CHAPTER IX.

THE SPECTRE HUNTSMAN AND THE FURIOUS HOST.

He the seven birds hath seen that never part,
Seen the seven whistlers on their mighty rounds,
And counted them! And oftentimes will start,
For overhead are sweeping Gabriel's hounds,
Doomed with their impious lord the flying hart,
To chase for ever on äerial grounds.

Wordsworth.

"Amongst the most prominent of the demon superstitions prevalent in Lancashire," says Mr. T. T. Wilkinson, "we may first instance that of the Spectre Huntsman, which occupies so conspicuous a place in the folk-lore of Germany and the north. This superstition is still extant in the gorge of Cliviger, where he is believed to hunt a milk white doe round the Eagle's Crag, in the vale of Todmorden, on All Hallows Eve. His hounds are said to fly yelping through the air on many other occasions, and, under the local name of 'Gabriel Ratchets,' are supposed to predict death or misfortune to all who hear the sounds."

This superstition is known about Leeds, and other places in Yorkshire, as "Gabble Retchet," and refers more especially to the belief that the souls of unbaptised children are doomed to wander in this stormy fashion about the homes of their parents.

These peculiar superstitions appear to have nearly died out, or to have become merged into some other legends based on the action of the Aryan storm-gods, Indra, Rudra, and their attendant Maruts or Winds, both in Great Britain and Ireland. According to a writer in the Quarterly Review, of July, 1836, the wild huntsman still lingers in Devonshire.

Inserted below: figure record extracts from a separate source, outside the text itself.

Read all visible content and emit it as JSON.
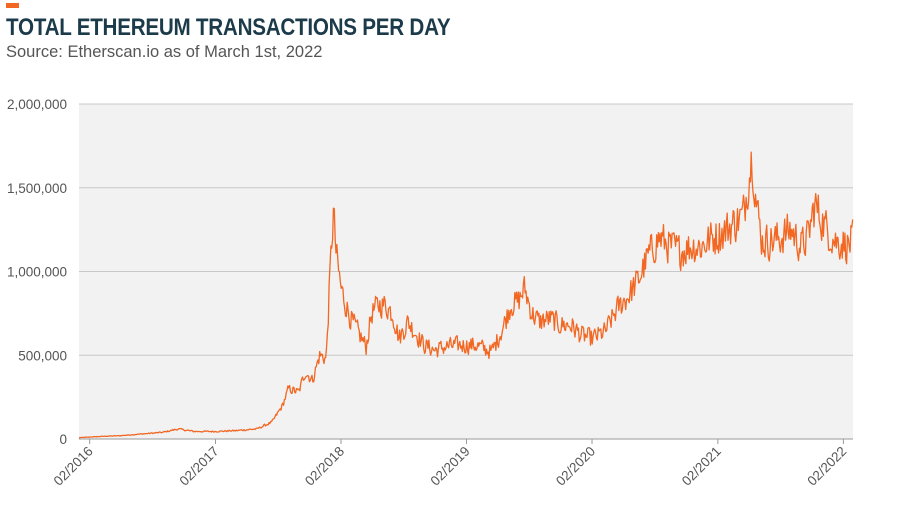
{
  "header": {
    "title": "TOTAL ETHEREUM TRANSACTIONS PER DAY",
    "subtitle": "Source: Etherscan.io as of March 1st, 2022"
  },
  "colors": {
    "line": "#f26722",
    "plot_bg": "#f2f2f2",
    "grid": "#c8c8c8",
    "title": "#1c3b4a",
    "accent": "#f26722"
  },
  "chart_data": {
    "type": "line",
    "title": "TOTAL ETHEREUM TRANSACTIONS PER DAY",
    "subtitle": "Source: Etherscan.io as of March 1st, 2022",
    "xlabel": "",
    "ylabel": "",
    "ylim": [
      0,
      2000000
    ],
    "xlim": [
      "2016-01-01",
      "2022-03-01"
    ],
    "grid": true,
    "y_ticks": [
      0,
      500000,
      1000000,
      1500000,
      2000000
    ],
    "y_tick_labels": [
      "0",
      "500,000",
      "1,000,000",
      "1,500,000",
      "2,000,000"
    ],
    "x_ticks": [
      "2016-02",
      "2017-02",
      "2018-02",
      "2019-02",
      "2020-02",
      "2021-02",
      "2022-02"
    ],
    "x_tick_labels": [
      "02/2016",
      "02/2017",
      "02/2018",
      "02/2019",
      "02/2020",
      "02/2021",
      "02/2022"
    ],
    "series": [
      {
        "values": [
          [
            "2016-01-01",
            8000
          ],
          [
            "2016-03-01",
            15000
          ],
          [
            "2016-05-01",
            20000
          ],
          [
            "2016-07-01",
            30000
          ],
          [
            "2016-09-01",
            40000
          ],
          [
            "2016-10-15",
            60000
          ],
          [
            "2016-12-01",
            45000
          ],
          [
            "2017-02-01",
            45000
          ],
          [
            "2017-04-01",
            50000
          ],
          [
            "2017-06-01",
            60000
          ],
          [
            "2017-07-15",
            100000
          ],
          [
            "2017-08-15",
            200000
          ],
          [
            "2017-09-01",
            300000
          ],
          [
            "2017-10-01",
            280000
          ],
          [
            "2017-10-20",
            400000
          ],
          [
            "2017-11-10",
            350000
          ],
          [
            "2017-12-01",
            500000
          ],
          [
            "2017-12-20",
            480000
          ],
          [
            "2018-01-04",
            1150000
          ],
          [
            "2018-01-10",
            1350000
          ],
          [
            "2018-01-18",
            1100000
          ],
          [
            "2018-02-01",
            900000
          ],
          [
            "2018-02-15",
            800000
          ],
          [
            "2018-03-01",
            720000
          ],
          [
            "2018-03-20",
            650000
          ],
          [
            "2018-04-15",
            550000
          ],
          [
            "2018-05-01",
            750000
          ],
          [
            "2018-05-20",
            800000
          ],
          [
            "2018-06-10",
            800000
          ],
          [
            "2018-07-01",
            750000
          ],
          [
            "2018-07-20",
            600000
          ],
          [
            "2018-08-15",
            700000
          ],
          [
            "2018-09-10",
            620000
          ],
          [
            "2018-10-01",
            560000
          ],
          [
            "2018-11-01",
            530000
          ],
          [
            "2018-12-01",
            550000
          ],
          [
            "2019-01-01",
            560000
          ],
          [
            "2019-02-01",
            560000
          ],
          [
            "2019-03-01",
            560000
          ],
          [
            "2019-04-15",
            520000
          ],
          [
            "2019-05-15",
            650000
          ],
          [
            "2019-06-10",
            800000
          ],
          [
            "2019-07-01",
            820000
          ],
          [
            "2019-07-20",
            900000
          ],
          [
            "2019-08-10",
            750000
          ],
          [
            "2019-09-01",
            700000
          ],
          [
            "2019-10-01",
            720000
          ],
          [
            "2019-11-01",
            680000
          ],
          [
            "2019-12-01",
            680000
          ],
          [
            "2020-01-01",
            620000
          ],
          [
            "2020-02-01",
            600000
          ],
          [
            "2020-03-10",
            640000
          ],
          [
            "2020-04-15",
            780000
          ],
          [
            "2020-05-15",
            850000
          ],
          [
            "2020-06-15",
            950000
          ],
          [
            "2020-07-15",
            1100000
          ],
          [
            "2020-08-15",
            1200000
          ],
          [
            "2020-09-15",
            1150000
          ],
          [
            "2020-10-15",
            1120000
          ],
          [
            "2020-11-15",
            1150000
          ],
          [
            "2020-12-15",
            1150000
          ],
          [
            "2021-01-15",
            1200000
          ],
          [
            "2021-02-15",
            1230000
          ],
          [
            "2021-03-15",
            1280000
          ],
          [
            "2021-04-15",
            1330000
          ],
          [
            "2021-05-01",
            1550000
          ],
          [
            "2021-05-12",
            1700000
          ],
          [
            "2021-05-25",
            1380000
          ],
          [
            "2021-06-10",
            1180000
          ],
          [
            "2021-07-01",
            1180000
          ],
          [
            "2021-08-01",
            1200000
          ],
          [
            "2021-09-01",
            1250000
          ],
          [
            "2021-10-01",
            1150000
          ],
          [
            "2021-10-20",
            1200000
          ],
          [
            "2021-11-10",
            1400000
          ],
          [
            "2021-11-25",
            1330000
          ],
          [
            "2021-12-15",
            1250000
          ],
          [
            "2022-01-10",
            1180000
          ],
          [
            "2022-02-01",
            1170000
          ],
          [
            "2022-02-15",
            1150000
          ],
          [
            "2022-03-01",
            1200000
          ]
        ]
      }
    ]
  }
}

He says, "the spectre pack which hunts over Dartmoor is called the 'wish hounds,' and the black 'master' who follows the chase is no doubt the same who has left his mark on Wistman's Wood," a neighbouring forest of dwarf oaks.

The late Mr. Holland, of Sheffield, referring to this superstition, in 1861, says, "I can never forget the impression made upon my own mind when once arrested by the cry of these Gabriel hounds as I passed the parish church of Sheffield, one densely dark and very still night. The sound was exactly like the greeting of a dozen beagles on the foot of a race, but not so loud, and highly suggestive of ideas of the supernatural." Mr. Holland has embodied the local feeling on this subject in the following sonnet:—

Oft have I heard my honoured mother say,
How she has listened to the Gabriel hounds—
Those strange unearthly and mysterious sounds,
Which on the ear through murkiest darkness fell;
And how, entranced by superstitions spell,
The trembling villager not seldom heard,
In the quaint noise of the nocturnal bird
Of death premonished, some sick neighbour's knell.
I, too, remember once at midnight dark,
How these sky-yelpers startled me and stirred
My fancy so, I could have then averred
A mimic pack of beagles low did bark.
Nor wondered I that rustic fear should trace
A spectral huntsman doomed to that long moonless chase.

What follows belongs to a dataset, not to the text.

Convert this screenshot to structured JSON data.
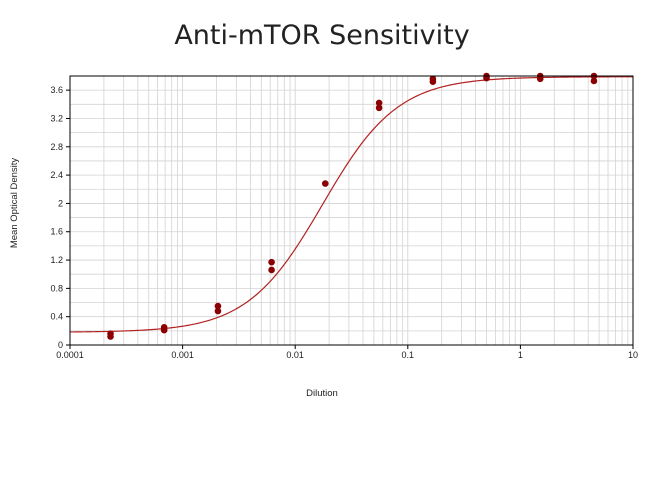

In classic mythology this wild hunt myth is parallelled by the career of Orion, the "mighty hunter, the cloud raging in wild freedom over hills and dales." Seeking to make the beautiful Aerô his bride, he is blinded by her father, who caught him asleep. After recovering his sight by a journey towards the rising sun, he vainly endeavours to seize upon and punish his enemy. In his wanderings he meets with and is beloved by Artemis (Diana), one of the dawn-goddesses. The Rev. G. W. Cox says, "It is but the story of the beautiful cloud left in darkness when the sun goes down, but recovering its brilliance when he rises again in the east." After his death, being so nearly akin to the powers of light, Asklêpios "seeks to raise him from the dead, and thus brings on his own doom from the thunderbolts of Zeus—a myth which points to the blotting out of the sun from the sky by the thundercloud, just as he was rekindling the faded vapours which lie motionless on the horizon." Orion's hound afterwards became the dog-star, Sirius. Hence our name dog days for parching weather.